Google followed suit this year with Analytics Hub for sharing BigQuery data sets, a capability that they will subsequently extend to other assets such as Looker Blocks and Connected Sheets. Microsoft Azure has also gotten into the act.
Over the next year, we expect each of the cloud providers to flesh out their internal and external data exchanges and marketplaces, especially where it comes to commercialization.
Database platforms turn to ML to run themselves
This is the flip side of in-database ML, which last year, we forecast would become a checkbox item for cloud data warehouses and data lakes. What we’re talking about here is the use of ML under the covers to help run or optimize a database.
Oracle fired the first shot with the Autonomous Database. Oracle went full-bore with ML by designing a database that literally runs itself. That’s only possible with the breadth of database automation that is largely unique to Oracle database. But for Oracle’s rivals, we’re taking a more modest view: applying ML to assist, not replace the DBA in optimizing specific database operations.
As any experienced DBA will testify, running a database involves lots of figurative “knobs.” Examples include physical data placement and storage tiering, the sequence of joins in a complex query, and identifying the right indexes. In the cloud, that could also encompass identifying the most optimal hardware instances. Typically, configurations are set by formal rules or based on the DBA’s informal knowledge.
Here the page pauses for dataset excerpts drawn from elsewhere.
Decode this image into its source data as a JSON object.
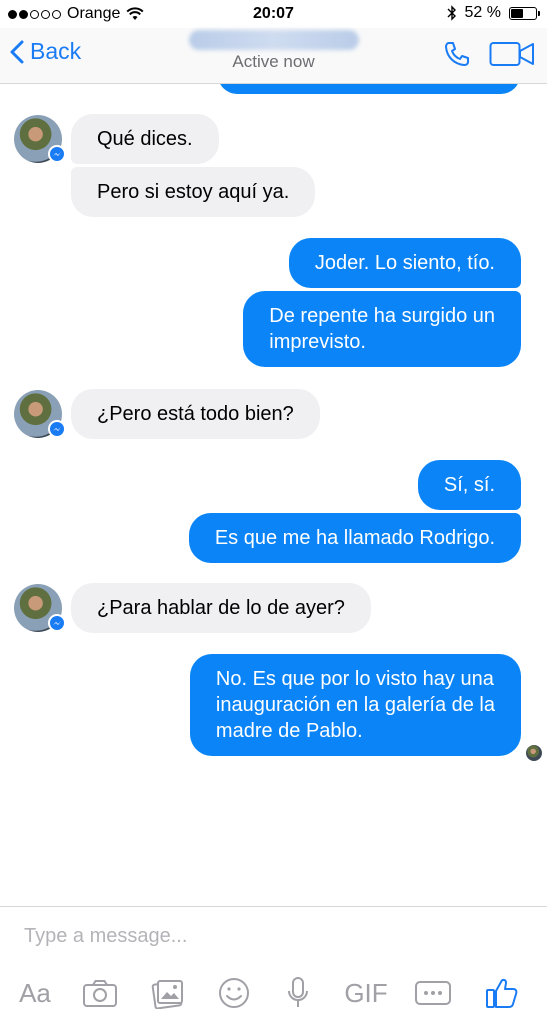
{
  "status_bar": {
    "carrier": "Orange",
    "time": "20:07",
    "battery": "52 %",
    "battery_level": 0.52
  },
  "nav": {
    "back_label": "Back",
    "subtitle": "Active now"
  },
  "messages": [
    {
      "text": "Qué dices."
    },
    {
      "text": "Pero si estoy aquí ya."
    },
    {
      "text": "Joder. Lo siento, tío."
    },
    {
      "text": "De repente ha surgido un\nimprevisto."
    },
    {
      "text": "¿Pero está todo bien?"
    },
    {
      "text": "Sí, sí."
    },
    {
      "text": "Es que me ha llamado Rodrigo."
    },
    {
      "text": "¿Para hablar de lo de ayer?"
    },
    {
      "text": "No. Es que por lo visto hay una\ninauguración en la galería de la\nmadre de Pablo."
    }
  ],
  "composer": {
    "placeholder": "Type a message...",
    "toolbar": {
      "text_label": "Aa",
      "gif_label": "GIF"
    }
  },
  "colors": {
    "accent": "#1a7cf5",
    "outgoing_bubble": "#0a84f6",
    "incoming_bubble": "#f0f0f2"
  }
}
Optimizing a database is well-suited for ML. The processes are data rich, as databases generate huge troves of log data. The problem is also well-bounded, as the features are well-defined. And there is significant potential for cost savings, especially where it comes to factoring how to best lay out data or design a query. Cloud DBaaS providers are well-situated to apply ML to optimize the running of their database services as they control the infrastructure and have rich pools of anonymized operational data on which to build and continually improve models.
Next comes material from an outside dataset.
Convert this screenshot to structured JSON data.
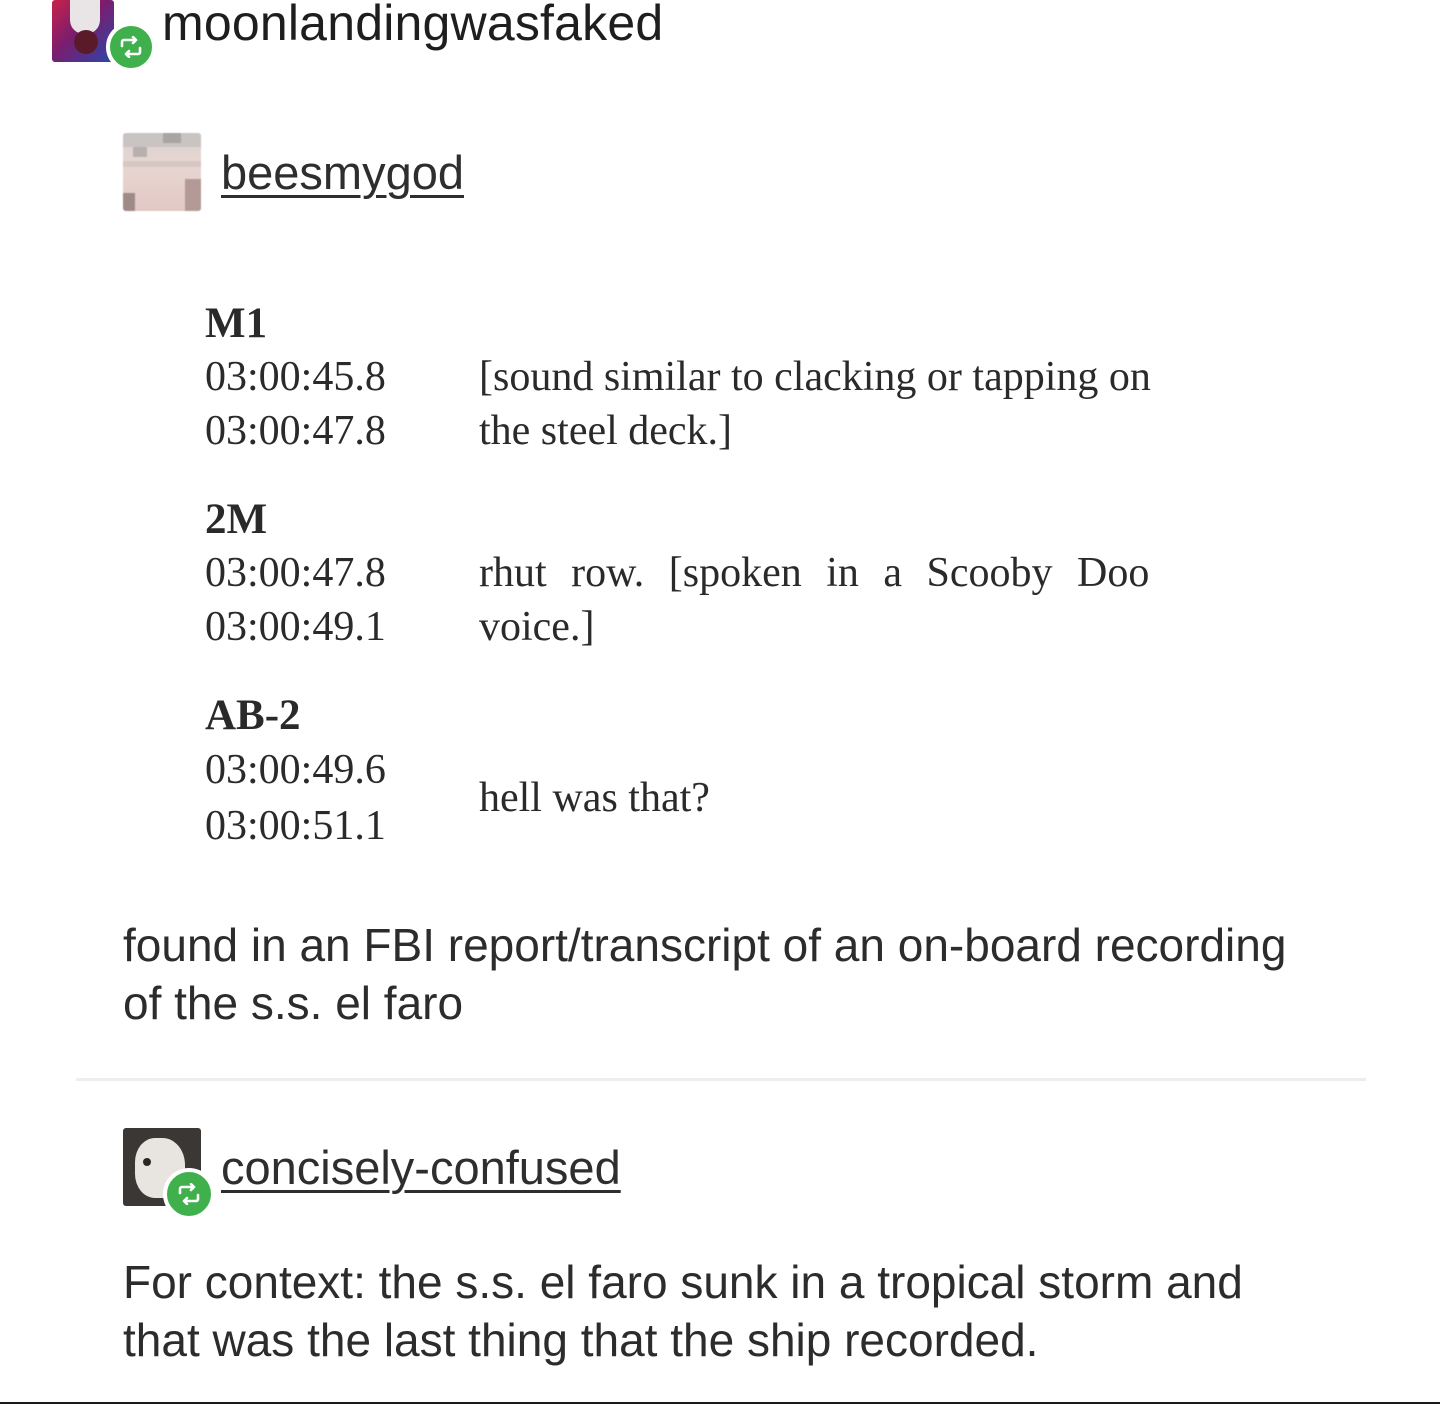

So we’ve been surprised that so far, there have been few takers to Oracle’s challenge. Just about the only formally productized use of ML (aside from Oracle) is with Azure SQL Database and SQL Managed Instance. Microsoft offers autotuning of indexes and queries. That’s a classical problem of trade-offs: the faster speed of retrieval with an index vs. the cost and overhead of writes when you have too many indexes. Azure’s automated tuning can automatically create indexes when it senses query hot spots; drops indexes that go unused after 90 days; and reinstate previous versions of query plans if newer ones prove slower.
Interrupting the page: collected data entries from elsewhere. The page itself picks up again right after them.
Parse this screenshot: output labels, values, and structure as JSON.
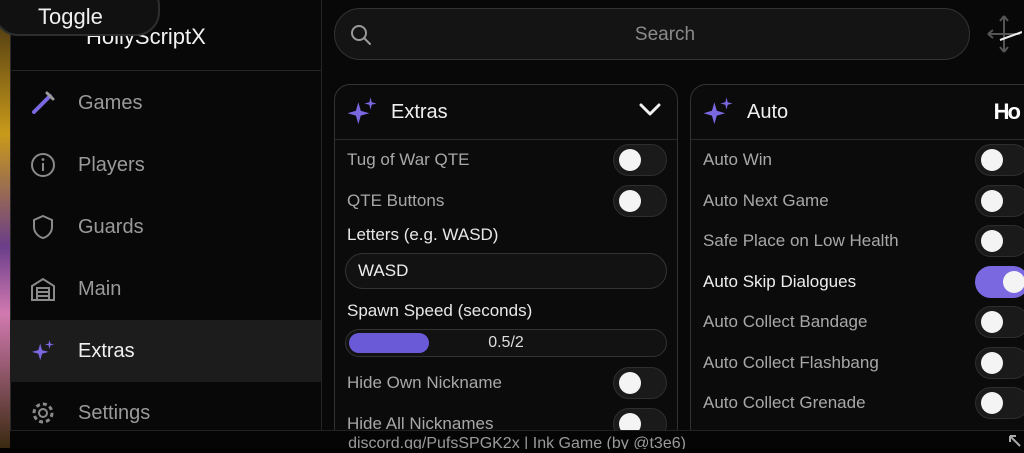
{
  "app": {
    "title": "HollyScriptX",
    "toggle_label": "Toggle"
  },
  "search": {
    "placeholder": "Search"
  },
  "sidebar": {
    "items": [
      {
        "label": "Games",
        "icon": "wand-icon"
      },
      {
        "label": "Players",
        "icon": "info-icon"
      },
      {
        "label": "Guards",
        "icon": "shield-icon"
      },
      {
        "label": "Main",
        "icon": "garage-icon"
      },
      {
        "label": "Extras",
        "icon": "sparkles-icon",
        "active": true
      },
      {
        "label": "Settings",
        "icon": "gear-icon"
      }
    ]
  },
  "panels": {
    "extras": {
      "title": "Extras",
      "toggles_top": [
        {
          "label": "Tug of War QTE",
          "on": false
        },
        {
          "label": "QTE Buttons",
          "on": false
        }
      ],
      "letters": {
        "label": "Letters (e.g. WASD)",
        "value": "WASD"
      },
      "spawn": {
        "label": "Spawn Speed (seconds)",
        "value_text": "0.5/2",
        "fraction": 0.25
      },
      "toggles_bottom": [
        {
          "label": "Hide Own Nickname",
          "on": false
        },
        {
          "label": "Hide All Nicknames",
          "on": false
        }
      ]
    },
    "auto": {
      "title": "Auto",
      "hint": "Ho",
      "toggles": [
        {
          "label": "Auto Win",
          "on": false
        },
        {
          "label": "Auto Next Game",
          "on": false
        },
        {
          "label": "Safe Place on Low Health",
          "on": false
        },
        {
          "label": "Auto Skip Dialogues",
          "on": true
        },
        {
          "label": "Auto Collect Bandage",
          "on": false
        },
        {
          "label": "Auto Collect Flashbang",
          "on": false
        },
        {
          "label": "Auto Collect Grenade",
          "on": false
        }
      ]
    }
  },
  "footer": {
    "text": "discord.gg/PufsSPGK2x | Ink Game (by @t3e6)"
  },
  "colors": {
    "accent": "#7a68e0",
    "background": "#080808"
  }
}
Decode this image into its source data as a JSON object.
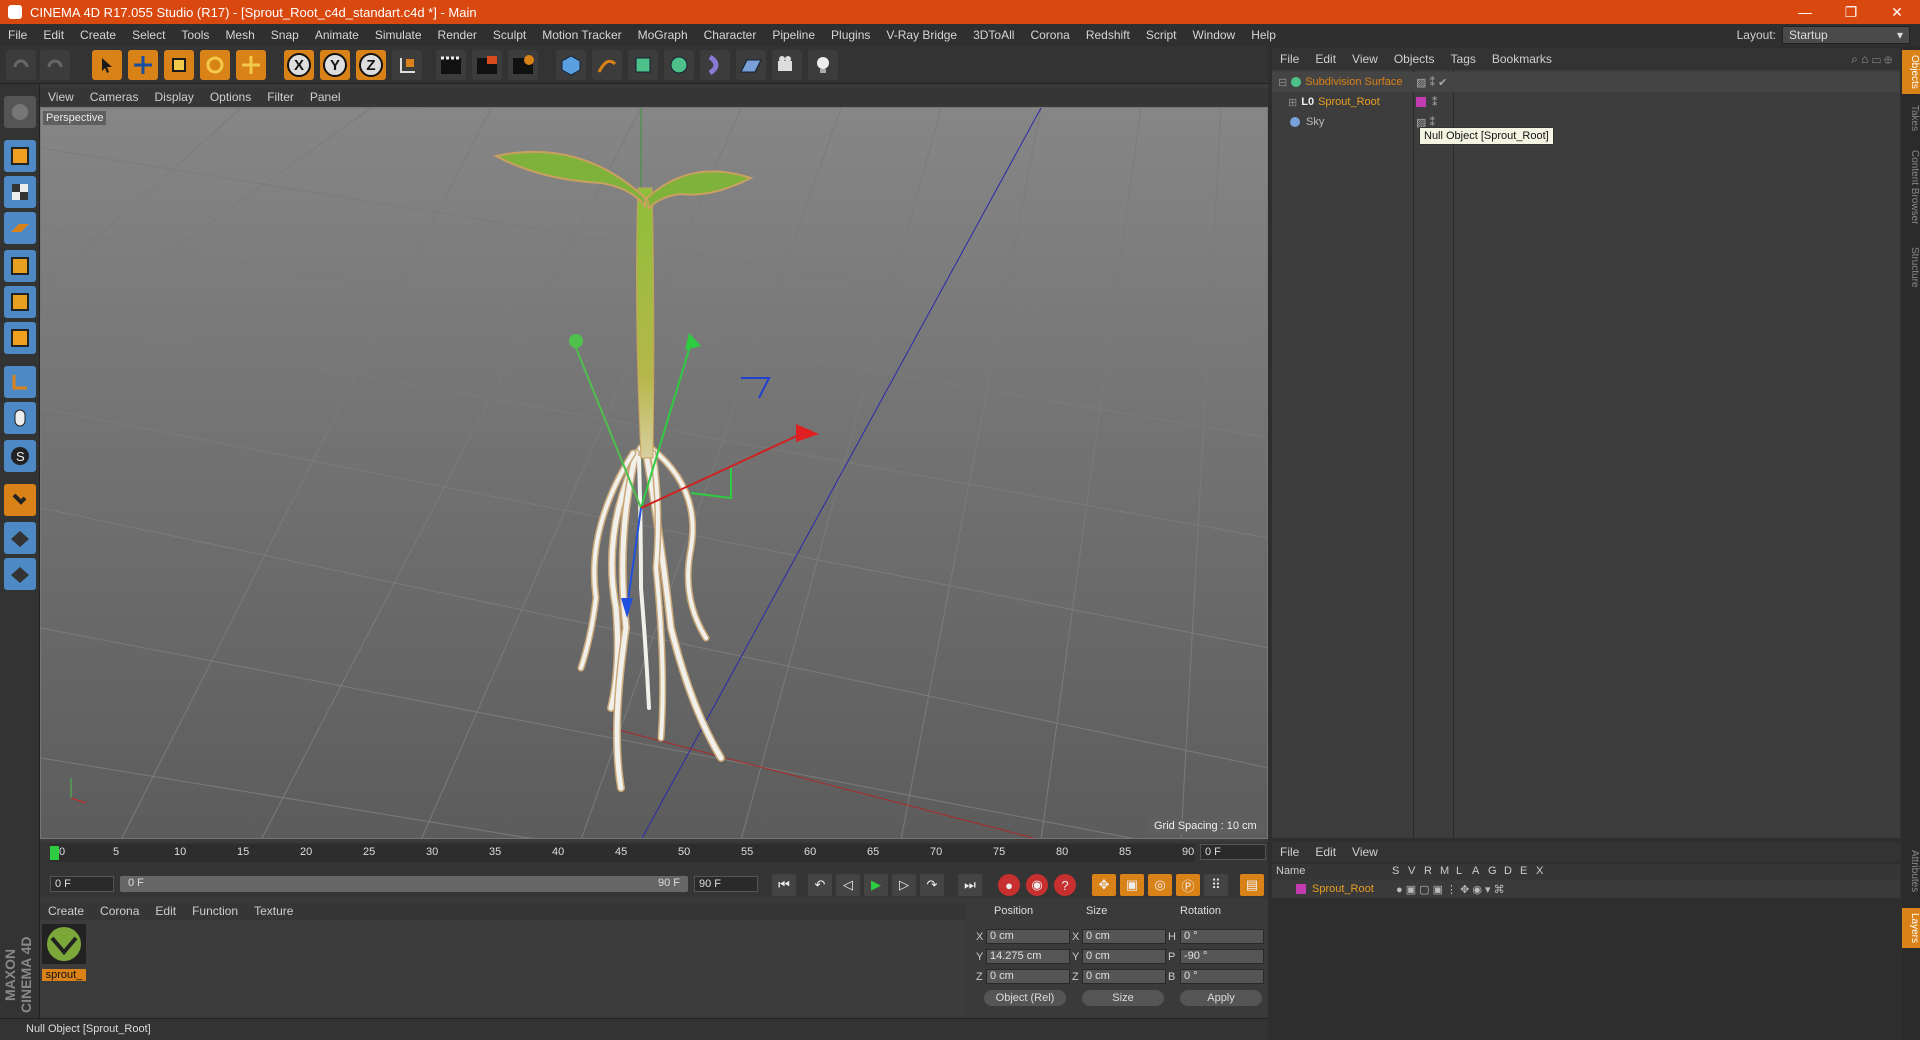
{
  "titlebar": {
    "title": "CINEMA 4D R17.055 Studio (R17) - [Sprout_Root_c4d_standart.c4d *] - Main",
    "minimize": "—",
    "restore": "❐",
    "close": "✕"
  },
  "menubar": {
    "items": [
      "File",
      "Edit",
      "Create",
      "Select",
      "Tools",
      "Mesh",
      "Snap",
      "Animate",
      "Simulate",
      "Render",
      "Sculpt",
      "Motion Tracker",
      "MoGraph",
      "Character",
      "Pipeline",
      "Plugins",
      "V-Ray Bridge",
      "3DToAll",
      "Corona",
      "Redshift",
      "Script",
      "Window",
      "Help"
    ],
    "layout_label": "Layout:",
    "layout_value": "Startup"
  },
  "toolbar": {
    "x": "X",
    "y": "Y",
    "z": "Z"
  },
  "viewport": {
    "menu": [
      "View",
      "Cameras",
      "Display",
      "Options",
      "Filter",
      "Panel"
    ],
    "label": "Perspective",
    "grid_spacing": "Grid Spacing : 10 cm"
  },
  "timeline": {
    "ticks": [
      "0",
      "5",
      "10",
      "15",
      "20",
      "25",
      "30",
      "35",
      "40",
      "45",
      "50",
      "55",
      "60",
      "65",
      "70",
      "75",
      "80",
      "85",
      "90"
    ],
    "current_frame": "0 F",
    "start": "0 F",
    "range_start": "0 F",
    "range_end": "90 F",
    "end": "90 F"
  },
  "materials": {
    "menu": [
      "Create",
      "Corona",
      "Edit",
      "Function",
      "Texture"
    ],
    "mat_name": "sprout_"
  },
  "coords": {
    "headers": {
      "position": "Position",
      "size": "Size",
      "rotation": "Rotation"
    },
    "rows": [
      {
        "axis": "X",
        "pos": "0 cm",
        "saxis": "X",
        "size": "0 cm",
        "raxis": "H",
        "rot": "0 °"
      },
      {
        "axis": "Y",
        "pos": "14.275 cm",
        "saxis": "Y",
        "size": "0 cm",
        "raxis": "P",
        "rot": "-90 °"
      },
      {
        "axis": "Z",
        "pos": "0 cm",
        "saxis": "Z",
        "size": "0 cm",
        "raxis": "B",
        "rot": "0 °"
      }
    ],
    "mode": "Object (Rel)",
    "size_mode": "Size",
    "apply": "Apply"
  },
  "status": "Null Object [Sprout_Root]",
  "logo": "MAXON CINEMA 4D",
  "objects": {
    "menu": [
      "File",
      "Edit",
      "View",
      "Objects",
      "Tags",
      "Bookmarks"
    ],
    "items": [
      {
        "name": "Subdivision Surface",
        "color": "#d98218"
      },
      {
        "name": "Sprout_Root",
        "color": "#e8a020"
      },
      {
        "name": "Sky",
        "color": "#bbbbbb"
      }
    ],
    "tooltip": "Null Object [Sprout_Root]"
  },
  "layers": {
    "menu": [
      "File",
      "Edit",
      "View"
    ],
    "name_col": "Name",
    "cols": [
      "S",
      "V",
      "R",
      "M",
      "L",
      "A",
      "G",
      "D",
      "E",
      "X"
    ],
    "item": "Sprout_Root"
  },
  "sidetabs": [
    "Objects",
    "Takes",
    "Content Browser",
    "Structure",
    "Attributes",
    "Layers"
  ]
}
Others have experimented with techniques such as reinforcement learning to varying degrees of success. UC Berkeley’s RISELab has experimented with reinforcement learning to boost performance vs. Spark’s existing Catalyst query optimizer. As noted above, cloud managed database service providers have huge troves of data for training ML models. For cost- or performance-conscious customers, ML could provide tactical competitive advantages that, unlike the autonomous database, won’t make their potential market of DBAs perceive their jobs to be threatened.
Over the coming year, we expect to see more cloud DBaaS services introduce options incorporating ML to optimize the database, and promote to enterprises how they can save money.Â
Disclosure: AWS, DataStax, Google Cloud, HPE, IBM, and Oracle are dbInsight clients.